There are a number of options. The one we chose is to make an alignment in the 19th Century over the common period in the records (1880-1899) and then use the average of three datasets that go back further to make a small adjustment. The difference between 1880-1899 in HadCRUT5/NOAAv6/Berkeley Earth and 1850-1900 is small (about 0.038ºC currently with the 1880-1899 period being slightly cooler). So for GISTEMP, you need only add 0.19 to the standard baseline anomalies (which are based on 1951-1980). If we included DCENT in this alignment, it would be a 0.022 offset, a net change of 0.20.

This method does however depend on the period over which you choose to align the records. The more recent a period, the closer the long term difference will align with the average of the three longer records and the less independent any estimate will be. The reanalyses which only go back to 1940 and 1948 respectively have fewer options. ERA5 (Copernicus) chooses to align the 1991-2020 period to the average of the three data sets. That would give an offset of 0.889ºC at present. However, this estimate was first calculated for the 2021 AR6 report, at which point the value was 0.88ºC (with a calculated uncertainty of ±0.12ºC). Copernicus has chosen to stick with this same number subsequently (even though the datasets it was based on have updated slightly since then). The semi-official ‘WMO’ assessment (which John Kennedy puts together), does something else again. They add a 0.69ºC (±0.12ºC) offset to the average of the records (GISTEMP, NOAAv6, HadCRUT5, ERA5, and JMA-3Q) baselined to 1981-2010. That too is a function of the calculation made in 2021, and if you did it again now you’d get 0.697ºC. These are minor differences, but they do underline that the pre-industrial values are more uncertain, and as datasets evolve (with more digitization of old data, updated corrections for non-climate inhomogeneitites, these estimates will evolve too.

What’s the best way to visualize all this? The uncertainty is all in the earliest period, but if you use a pre-industrial baseline that would move all the variance to the modern period. So, the alternative is to align the records in the modern period and then apply a average offset for the baseline change for all of them.

Time series of six surface temperature records from 1850 onward - noisy in the 19th Century and very clearly warming steadily through to 2024. Offset such that the average of the four longest series is zero over 1850-1900.Time series of six surface temperature records from 1850 onward - noisy in the 19th Century and very clearly warming steadily through to 2024. Offset such that the average of the four longest series is zero over 1850-1900.
Alternative visualization with same (modern) alignment but with an offset such that the average of HadCRUT5/NOAAv6/Berkeley Earth/DCENT is zero over 1850-1900.

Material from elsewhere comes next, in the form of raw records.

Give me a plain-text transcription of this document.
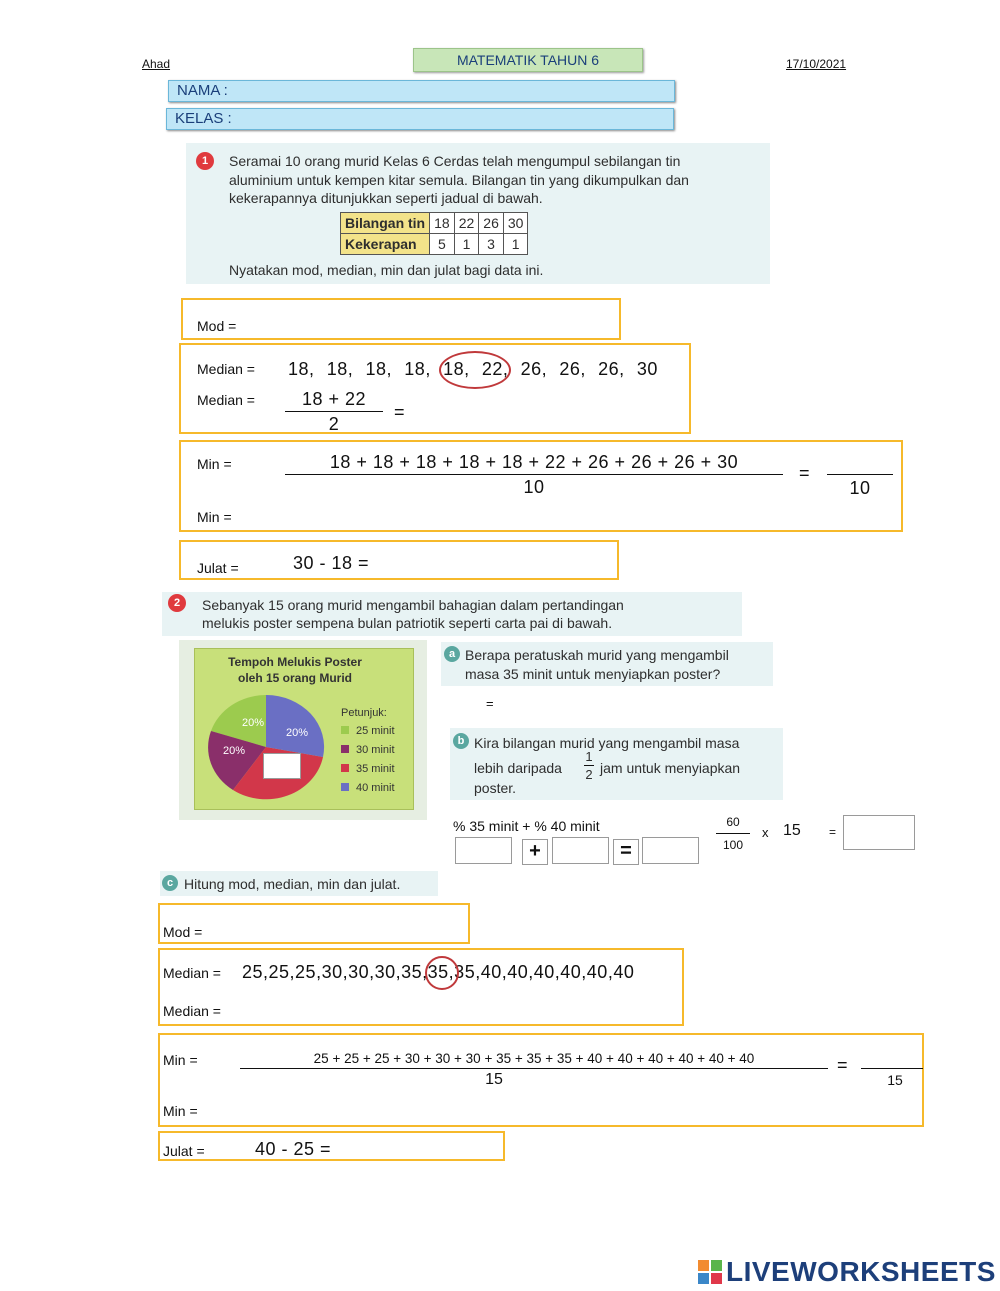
Ahad	MATEMATIK TAHUN 6	17/10/2021
NAMA :
KELAS :
1	Seramai 10 orang murid Kelas 6 Cerdas telah mengumpul sebilangan tin
aluminium untuk kempen kitar semula. Bilangan tin yang dikumpulkan dan
kekerapannya ditunjukkan seperti jadual di bawah.
Bilangan tin	18	22	26	30
Kekerapan	5	1	3	1
Nyatakan mod, median, min dan julat bagi data ini.
Mod =
Median = 18, 18, 18, 18, 18, 22, 26, 26, 26, 30
Median =	18 + 22
2
=
Min =	18 + 18 + 18 + 18 + 18 + 22 + 26 + 26 + 26 + 30
10
=
10
Min =
Julat =	30 - 18 =
2	Sebanyak 15 orang murid mengambil bahagian dalam pertandingan
melukis poster sempena bulan patriotik seperti carta pai di bawah.
Tempoh Melukis Poster
oleh 15 orang Murid
20%
20%
20%
Petunjuk:
25 minit
30 minit
35 minit
40 minit
a Berapa peratuskah murid yang mengambil
masa 35 minit untuk menyiapkan poster?
=
b Kira bilangan murid yang mengambil masa
lebih daripada
1
2 jam untuk menyiapkan
poster.
% 35 minit + % 40 minit
+	=
60
100
x 15 =
c Hitung mod, median, min dan julat.
Mod =
Median = 25,25,25,30,30,30,35,35,35,40,40,40,40,40,40
Median =
Min =	25 + 25 + 25 + 30 + 30 + 30 + 35 + 35 + 35 + 40 + 40 + 40 + 40 + 40 + 40
15
=
15
Min =
Julat =	40 - 25 =
LIVEWORKSHEETS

The value for 2024 in this graph is then 1.54±0.07ºC. However, this is sensitive to the inclusion of the DCENT record and to any further updates in the earlier parts of the records. There isn’t a perfect answer here, but comments on what to do (for different purposes) are welcome below.

Ummm… MSU

With much of the focus on the longer-term records, it seems to have flown under the radar a little how oddly the MSU/AMSU records have been behaving over the last year or so. As with the surface records, the satellite products (UAH, RSS, NOAA STAR) all have 2024 and 2023 as the warmest and second warmest years, but unlike the surface records, 2023 was not such a outlier (~0.06ºC above 2016), while 2024 was huge (with records broken by ~0.32ºC). Additionally, the time over which the peak temperatures have lasted (17 months or so) is much shorter than the peaks around 2016 or 1998 (7 months). I don’t have much insight into why this is happening, but it might hold some clues about the drivers of the recent anomalies.